Both these projects would have a total of 3,300 housing units.
Earlier this year, the company launched its first project under the brand Joyville at Howrah, near Kolkata. The development will have more than 3,000 units on 30 acres.
A 500 sq. ft, one-bedroom unit will cost around Rs20-22 lakh, while two-and-a-half or three-bedroom units are priced at around Rs45 lakh.
Gopalkrishnan said the government’s demonetization move will not impact the company’s land purchase plans and it would continue to execute its expansion strategies even though there could be a temporary slowdown in sales in the coming months.
The company would continue to pursue land acquisitions as land prices are either likely to remain unchanged or fall in the coming months, he said.
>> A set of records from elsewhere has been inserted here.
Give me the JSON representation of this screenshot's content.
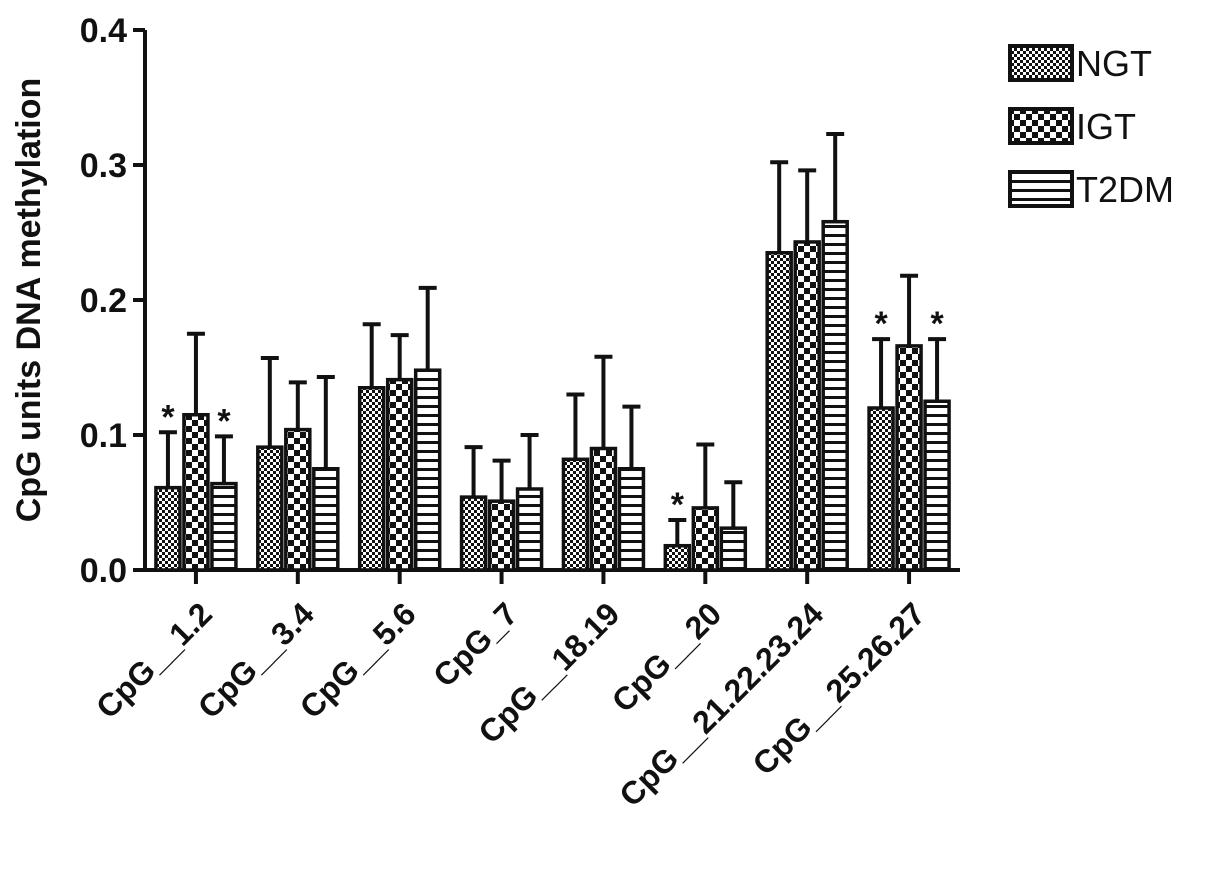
{
  "chart_data": {
    "type": "bar",
    "title": "",
    "xlabel": "",
    "ylabel": "CpG units DNA methylation",
    "ylim": [
      0,
      0.4
    ],
    "yticks": [
      "0.0",
      "0.1",
      "0.2",
      "0.3",
      "0.4"
    ],
    "legend_position": "top-right",
    "categories": [
      "CpG__1.2",
      "CpG__3.4",
      "CpG__5.6",
      "CpG_7",
      "CpG__18.19",
      "CpG__20",
      "CpG__21.22.23.24",
      "CpG__25.26.27"
    ],
    "series": [
      {
        "name": "NGT",
        "pattern": "fine-dots",
        "values": [
          0.061,
          0.091,
          0.135,
          0.054,
          0.082,
          0.018,
          0.235,
          0.12
        ],
        "error": [
          0.041,
          0.066,
          0.047,
          0.037,
          0.048,
          0.019,
          0.067,
          0.051
        ],
        "significant": [
          true,
          false,
          false,
          false,
          false,
          true,
          false,
          true
        ]
      },
      {
        "name": "IGT",
        "pattern": "checker",
        "values": [
          0.115,
          0.104,
          0.141,
          0.051,
          0.09,
          0.046,
          0.243,
          0.166
        ],
        "error": [
          0.06,
          0.035,
          0.033,
          0.03,
          0.068,
          0.047,
          0.053,
          0.052
        ],
        "significant": [
          false,
          false,
          false,
          false,
          false,
          false,
          false,
          false
        ]
      },
      {
        "name": "T2DM",
        "pattern": "horizontal-lines",
        "values": [
          0.064,
          0.075,
          0.148,
          0.06,
          0.075,
          0.031,
          0.258,
          0.125
        ],
        "error": [
          0.035,
          0.068,
          0.061,
          0.04,
          0.046,
          0.034,
          0.065,
          0.046
        ],
        "significant": [
          true,
          false,
          false,
          false,
          false,
          false,
          false,
          true
        ]
      }
    ],
    "significance_marker": "*"
  }
}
“Land prices are certainly not going to go up because of this (demonetization). It will probably remain the same or may soften a bit in certain places. One may look at it as a window of opportunity for acquisition of land. So, certainly, we are not going to hold back on that,” Gopalkrishnan said.
Last year, the group had joined hands with Standard Chartered Private Equity, International Finance Corporation (IFC)—an arm of the World Bank—and the Asian Development Bank (ADB) to form an investment partnership that would put in about $200 million to build 20,000 houses across the country.
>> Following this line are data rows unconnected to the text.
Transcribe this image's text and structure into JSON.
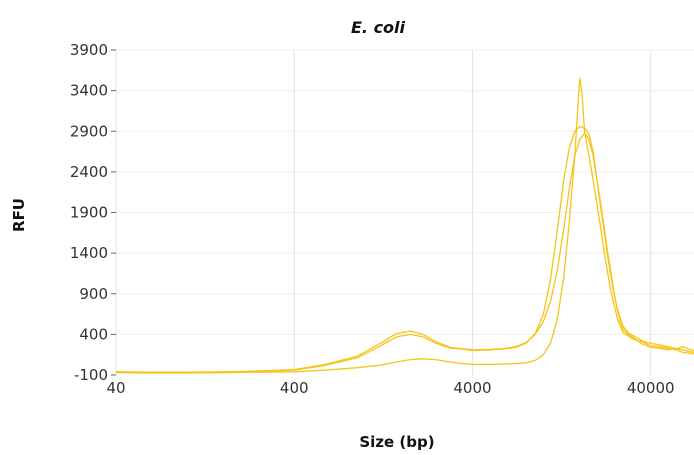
{
  "chart_data": {
    "type": "line",
    "title": "E. coli",
    "xlabel": "Size (bp)",
    "ylabel": "RFU",
    "xscale": "log",
    "xlim": [
      40,
      70000
    ],
    "ylim": [
      -100,
      3900
    ],
    "xticks": [
      40,
      400,
      4000,
      40000
    ],
    "xtick_labels": [
      "40",
      "400",
      "4000",
      "40000"
    ],
    "yticks": [
      -100,
      400,
      900,
      1400,
      1900,
      2400,
      2900,
      3400,
      3900
    ],
    "ytick_labels": [
      "-100",
      "400",
      "900",
      "1400",
      "1900",
      "2400",
      "2900",
      "3400",
      "3900"
    ],
    "grid": "vertical",
    "color": "#f5c518",
    "series": [
      {
        "x": [
          40,
          60,
          100,
          160,
          250,
          400,
          600,
          900,
          1200,
          1500,
          1800,
          2100,
          2500,
          3000,
          3500,
          4000,
          5000,
          6000,
          7000,
          8000,
          9000,
          10000,
          11000,
          12000,
          13000,
          14000,
          15000,
          16000,
          17000,
          18000,
          19000,
          20000,
          21000,
          22000,
          23000,
          24000,
          25000,
          26000,
          27000,
          28000,
          30000,
          32000,
          34000,
          36000,
          38000,
          40000,
          45000,
          50000,
          55000,
          60000,
          65000,
          70000
        ],
        "y": [
          -60,
          -70,
          -70,
          -65,
          -55,
          -40,
          20,
          110,
          250,
          370,
          400,
          370,
          290,
          230,
          220,
          200,
          210,
          220,
          240,
          290,
          410,
          650,
          1100,
          1700,
          2300,
          2700,
          2900,
          2960,
          2940,
          2870,
          2650,
          2300,
          1950,
          1650,
          1350,
          1100,
          880,
          720,
          590,
          500,
          420,
          380,
          350,
          320,
          300,
          290,
          270,
          250,
          230,
          210,
          190,
          180
        ]
      },
      {
        "x": [
          40,
          60,
          100,
          160,
          250,
          400,
          600,
          900,
          1200,
          1500,
          1800,
          2100,
          2500,
          3000,
          3500,
          4000,
          5000,
          6000,
          7000,
          8000,
          9000,
          10000,
          11000,
          12000,
          13000,
          14000,
          15000,
          16000,
          17000,
          18000,
          19000,
          20000,
          21000,
          22000,
          23000,
          24000,
          25000,
          26000,
          27000,
          28000,
          30000,
          32000,
          34000,
          36000,
          38000,
          40000,
          45000,
          50000,
          55000,
          60000,
          65000,
          70000
        ],
        "y": [
          -60,
          -65,
          -65,
          -60,
          -50,
          -35,
          30,
          130,
          280,
          410,
          440,
          400,
          310,
          240,
          225,
          210,
          215,
          225,
          250,
          300,
          400,
          560,
          820,
          1200,
          1700,
          2200,
          2600,
          2800,
          2880,
          2800,
          2600,
          2300,
          2000,
          1700,
          1400,
          1150,
          900,
          700,
          560,
          460,
          400,
          360,
          320,
          310,
          280,
          260,
          250,
          230,
          210,
          250,
          220,
          200
        ]
      },
      {
        "x": [
          40,
          60,
          100,
          160,
          250,
          400,
          600,
          900,
          1200,
          1500,
          1800,
          2100,
          2500,
          3000,
          3500,
          4000,
          5000,
          6000,
          7000,
          8000,
          9000,
          10000,
          11000,
          12000,
          13000,
          14000,
          15000,
          15500,
          16000,
          16500,
          17000,
          18000,
          19000,
          20000,
          21000,
          22000,
          23000,
          24000,
          25000,
          26000,
          27000,
          28000,
          30000,
          32000,
          34000,
          36000,
          38000,
          40000,
          45000,
          50000,
          55000,
          60000,
          65000,
          70000
        ],
        "y": [
          -70,
          -75,
          -75,
          -70,
          -65,
          -60,
          -40,
          -10,
          20,
          60,
          90,
          100,
          90,
          60,
          40,
          30,
          30,
          35,
          40,
          50,
          80,
          150,
          300,
          600,
          1100,
          1800,
          2600,
          3100,
          3550,
          3350,
          2900,
          2600,
          2300,
          2000,
          1700,
          1400,
          1150,
          920,
          750,
          600,
          500,
          420,
          380,
          340,
          320,
          280,
          260,
          240,
          230,
          210,
          220,
          180,
          170,
          160
        ]
      }
    ]
  }
}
Jai Mavani, executive director, Shapoorji Pallonji and Co. Pvt. Ltd, said that at any given time, the company was actively evaluating two-three opportunities, but only a few got to the due diligence stage.
“Land acquisition in India is a very tricky process. It takes time, but in little over one year of our platform getting launched, we are already on our third project. So that’s fairly good speed,” he said.
Some large companies such as Tata Housing Development Co. Ltd and Mahindra Lifespaces Developers Ltd have already entered the low-cost residential space.
“Many corporates are actively looking for land away from the city area for affordable housing projects because the only way to support low cost is to acquire land at lower rate,” said Fali Poncha, director-residential and land (Mumbai) at property consultant Knight Frank India.
“And especially in the periphery of the city, companies do get large portions of aggregated land from local aggregators and the main objective of these corporates is to scale up as volume is very important for low-cost and affordable housing,” he said.